Nouvelles

Retrouvez ici des textes d'ambiance dans l'univers de Fils des siècles.

La première nouvelle, Le Dilemme, est signée Benoît Chérel en 2014. Elle a été publiée dans le kit de découverte de la bêta du jeu de rôle.

Le Dilemme

Les ors du trône vide scintillaient à la lumière dansante des chandeliers de la grande salle plongée dans une semi obscurité. Sur les marches de pierre, le corps sans vie du souverain gisait là, les bras écartés, les jambes dans une position improbable et la tête en bas. Sa couronne inutile avait roulé plus loin sur le sol.

À quelques pas, un homme en grande tenue de ministre et à la barbe finement taillée allait et venait nerveusement, ses chaussures élégantes claquant sur les grandes dalles . Sans y penser, il remonta la manche de sa tunique dorée pour se gratter une étrange couche d’écailles qui lui dévorait la peau de l’avant-bras. Cela semblait l’apaiser. Il était si profondément plongé dans sa méditation qu’il n’entendit pas arriver une femme d’apparence jeune mais aux traits secs et sévères, vêtue d’une simple tenue de servante et pourtant aussi à l’aise que si elle siégeait habituellement dans cette salle. Elle considéra le cadavre du roi sans sourciller avant de se tourner sans hésiter en direction du ministre pour l’interpeler durement, visiblement furieuse.

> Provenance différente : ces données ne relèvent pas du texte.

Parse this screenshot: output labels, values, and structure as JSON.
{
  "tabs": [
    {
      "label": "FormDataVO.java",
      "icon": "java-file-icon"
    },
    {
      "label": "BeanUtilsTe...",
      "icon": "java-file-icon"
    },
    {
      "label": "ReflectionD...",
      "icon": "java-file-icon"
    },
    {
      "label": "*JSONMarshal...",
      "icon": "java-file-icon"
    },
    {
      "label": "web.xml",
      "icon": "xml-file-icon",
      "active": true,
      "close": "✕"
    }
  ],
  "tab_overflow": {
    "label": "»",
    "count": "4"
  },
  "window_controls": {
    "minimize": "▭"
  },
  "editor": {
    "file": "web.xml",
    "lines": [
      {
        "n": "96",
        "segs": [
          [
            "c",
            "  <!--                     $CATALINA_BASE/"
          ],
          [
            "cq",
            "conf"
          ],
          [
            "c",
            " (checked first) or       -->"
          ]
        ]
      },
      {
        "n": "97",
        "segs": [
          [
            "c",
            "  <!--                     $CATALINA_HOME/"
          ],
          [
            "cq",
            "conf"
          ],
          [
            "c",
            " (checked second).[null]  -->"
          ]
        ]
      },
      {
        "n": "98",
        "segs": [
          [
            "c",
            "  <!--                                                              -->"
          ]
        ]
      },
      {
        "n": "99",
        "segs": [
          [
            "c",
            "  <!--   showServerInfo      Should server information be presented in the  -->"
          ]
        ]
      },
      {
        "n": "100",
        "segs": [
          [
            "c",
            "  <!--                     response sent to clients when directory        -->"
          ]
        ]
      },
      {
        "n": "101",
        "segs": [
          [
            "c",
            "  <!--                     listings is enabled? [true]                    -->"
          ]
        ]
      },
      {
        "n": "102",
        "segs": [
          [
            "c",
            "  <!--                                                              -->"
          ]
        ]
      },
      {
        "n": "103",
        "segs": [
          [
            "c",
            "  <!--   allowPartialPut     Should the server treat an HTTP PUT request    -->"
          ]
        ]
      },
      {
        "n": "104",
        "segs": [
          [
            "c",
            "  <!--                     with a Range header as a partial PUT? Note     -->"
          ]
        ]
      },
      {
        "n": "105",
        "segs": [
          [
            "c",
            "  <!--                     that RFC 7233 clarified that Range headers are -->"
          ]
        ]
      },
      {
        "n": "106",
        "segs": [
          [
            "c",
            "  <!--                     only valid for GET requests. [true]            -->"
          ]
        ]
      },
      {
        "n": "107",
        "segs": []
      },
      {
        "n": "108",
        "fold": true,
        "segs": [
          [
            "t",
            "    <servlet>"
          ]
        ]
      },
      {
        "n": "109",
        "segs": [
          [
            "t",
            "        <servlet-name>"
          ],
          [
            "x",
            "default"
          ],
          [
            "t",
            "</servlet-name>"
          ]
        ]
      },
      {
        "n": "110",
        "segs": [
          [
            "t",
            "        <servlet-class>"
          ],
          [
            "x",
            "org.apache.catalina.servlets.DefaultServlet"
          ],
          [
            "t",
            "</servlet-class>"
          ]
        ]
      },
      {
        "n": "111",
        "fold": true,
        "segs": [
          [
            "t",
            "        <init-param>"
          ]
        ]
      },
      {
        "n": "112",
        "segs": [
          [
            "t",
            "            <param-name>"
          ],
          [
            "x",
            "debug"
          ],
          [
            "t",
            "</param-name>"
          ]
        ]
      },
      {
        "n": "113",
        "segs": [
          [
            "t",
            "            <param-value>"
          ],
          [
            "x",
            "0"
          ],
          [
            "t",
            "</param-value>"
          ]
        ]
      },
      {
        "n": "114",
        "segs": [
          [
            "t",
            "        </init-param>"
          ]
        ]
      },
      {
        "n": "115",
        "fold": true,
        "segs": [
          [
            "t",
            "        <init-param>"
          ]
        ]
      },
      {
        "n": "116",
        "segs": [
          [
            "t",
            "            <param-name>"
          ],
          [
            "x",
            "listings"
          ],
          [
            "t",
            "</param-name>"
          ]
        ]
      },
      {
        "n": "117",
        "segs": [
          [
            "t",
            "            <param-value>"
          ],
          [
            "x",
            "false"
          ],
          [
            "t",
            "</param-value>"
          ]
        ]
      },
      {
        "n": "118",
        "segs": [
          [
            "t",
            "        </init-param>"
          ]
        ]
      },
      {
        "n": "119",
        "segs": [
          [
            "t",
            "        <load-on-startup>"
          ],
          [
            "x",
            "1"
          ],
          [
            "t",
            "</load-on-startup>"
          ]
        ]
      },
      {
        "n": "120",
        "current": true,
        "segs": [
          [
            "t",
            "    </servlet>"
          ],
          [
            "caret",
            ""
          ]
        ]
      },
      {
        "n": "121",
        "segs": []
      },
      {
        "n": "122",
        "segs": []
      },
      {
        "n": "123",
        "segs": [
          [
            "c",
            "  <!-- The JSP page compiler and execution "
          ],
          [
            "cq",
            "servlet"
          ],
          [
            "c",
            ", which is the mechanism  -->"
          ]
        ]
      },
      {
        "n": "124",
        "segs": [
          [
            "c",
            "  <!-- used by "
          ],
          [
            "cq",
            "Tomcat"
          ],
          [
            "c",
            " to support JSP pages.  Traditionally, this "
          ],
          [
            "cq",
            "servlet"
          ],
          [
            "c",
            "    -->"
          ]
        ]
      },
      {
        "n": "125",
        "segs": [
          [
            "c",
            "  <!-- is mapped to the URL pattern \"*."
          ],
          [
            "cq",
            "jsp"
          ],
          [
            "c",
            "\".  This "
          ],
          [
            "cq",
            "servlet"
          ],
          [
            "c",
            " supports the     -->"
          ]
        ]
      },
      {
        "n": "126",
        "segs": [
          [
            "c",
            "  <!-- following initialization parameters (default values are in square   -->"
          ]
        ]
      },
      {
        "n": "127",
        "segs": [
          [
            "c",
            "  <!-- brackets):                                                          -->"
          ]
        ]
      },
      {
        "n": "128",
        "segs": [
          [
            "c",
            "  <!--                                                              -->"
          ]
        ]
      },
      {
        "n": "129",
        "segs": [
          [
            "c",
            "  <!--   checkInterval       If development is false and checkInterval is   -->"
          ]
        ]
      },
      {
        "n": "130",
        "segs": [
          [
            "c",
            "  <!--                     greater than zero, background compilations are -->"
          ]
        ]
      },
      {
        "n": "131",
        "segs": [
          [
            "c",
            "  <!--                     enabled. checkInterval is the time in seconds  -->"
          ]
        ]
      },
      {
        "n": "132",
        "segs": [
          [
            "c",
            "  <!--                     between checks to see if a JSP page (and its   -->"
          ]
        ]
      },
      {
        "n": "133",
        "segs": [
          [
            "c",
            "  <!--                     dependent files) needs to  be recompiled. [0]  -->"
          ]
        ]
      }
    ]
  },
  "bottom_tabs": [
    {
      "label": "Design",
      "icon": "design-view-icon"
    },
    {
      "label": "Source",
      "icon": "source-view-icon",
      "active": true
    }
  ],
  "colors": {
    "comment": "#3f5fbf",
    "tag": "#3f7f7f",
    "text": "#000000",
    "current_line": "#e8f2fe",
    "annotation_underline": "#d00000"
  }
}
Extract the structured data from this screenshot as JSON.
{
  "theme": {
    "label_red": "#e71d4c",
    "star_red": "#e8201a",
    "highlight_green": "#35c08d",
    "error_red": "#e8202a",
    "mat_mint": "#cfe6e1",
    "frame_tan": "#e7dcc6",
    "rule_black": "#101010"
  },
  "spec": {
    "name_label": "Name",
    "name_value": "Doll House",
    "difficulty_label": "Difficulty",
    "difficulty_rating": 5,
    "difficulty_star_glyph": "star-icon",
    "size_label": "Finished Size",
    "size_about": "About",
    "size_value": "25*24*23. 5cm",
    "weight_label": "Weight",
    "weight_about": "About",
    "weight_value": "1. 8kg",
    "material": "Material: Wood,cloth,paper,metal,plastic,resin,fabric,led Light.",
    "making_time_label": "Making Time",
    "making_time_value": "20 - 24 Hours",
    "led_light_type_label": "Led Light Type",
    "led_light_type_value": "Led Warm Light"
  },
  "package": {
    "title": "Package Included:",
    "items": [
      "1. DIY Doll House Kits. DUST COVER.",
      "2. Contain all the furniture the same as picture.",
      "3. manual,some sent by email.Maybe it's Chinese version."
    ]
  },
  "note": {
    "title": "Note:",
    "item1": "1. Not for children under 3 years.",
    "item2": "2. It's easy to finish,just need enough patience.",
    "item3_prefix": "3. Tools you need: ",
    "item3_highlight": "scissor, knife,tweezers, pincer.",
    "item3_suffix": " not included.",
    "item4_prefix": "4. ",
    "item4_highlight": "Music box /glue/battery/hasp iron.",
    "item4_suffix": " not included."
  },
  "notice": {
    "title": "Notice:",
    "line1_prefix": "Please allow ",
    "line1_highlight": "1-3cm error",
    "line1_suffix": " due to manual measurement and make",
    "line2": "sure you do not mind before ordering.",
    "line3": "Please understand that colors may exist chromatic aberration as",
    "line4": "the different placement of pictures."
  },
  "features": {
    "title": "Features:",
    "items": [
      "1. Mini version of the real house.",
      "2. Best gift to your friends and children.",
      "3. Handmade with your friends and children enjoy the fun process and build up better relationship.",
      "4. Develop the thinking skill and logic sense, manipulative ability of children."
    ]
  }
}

« Tu n’as pas pu faire ça, Hamar, je n’y crois pas. Tu es bien au-dessus de ces méprisables petites luttes politiques. Nous sommes frères et sœurs ! Nous sommes immortels ! Pourquoi chercher à gravir les marches du pouvoir quand nous pouvons courir le long des couloirs du temps ?

– Je ne m’attends pas à ce que tu comprennes, petite sœur, répondit le ministre en haussant les épaules, nullement surpris de trouver la femme devant lui quand il releva les yeux. Tes pensées sont depuis longtemps embrumées par l’esprit du monstre que nous avons terrassé autrefois. »

Enya soupira, visiblement fatiguée des réactions puériles de son vieil ami immortel. Tout était si parfait entre eux autrefois ! Elle s’avança d’un pas dans sa direction, les mains ouvertes, souriante.

« Il n’est pas trop tard pour faire amende honorable, mon cher Hamar. Jamila te pardonnera si ton poulain se rétracte… »

Le grand ministre s’arrêta et haussa les épaules.

« Pourquoi ferait-il ça ? Sur mon ordre ? Tu penses qu’un mortel aux portes du pouvoir suprême acceptera de céder sa place sur simple demande de son éminence grise ? Et tu crois que j’en ai envie ? Enya, Enya, Enya… Ne va pas croire que j’ai agi inconsidérément. C’est dur, je sais… Pour nous tous. Mais j’ai fait ce qu’il fallait faire. Nous devons impérativement rompre le lien… Et c’est un chemin qui passait par la mort du protégé de Jamila.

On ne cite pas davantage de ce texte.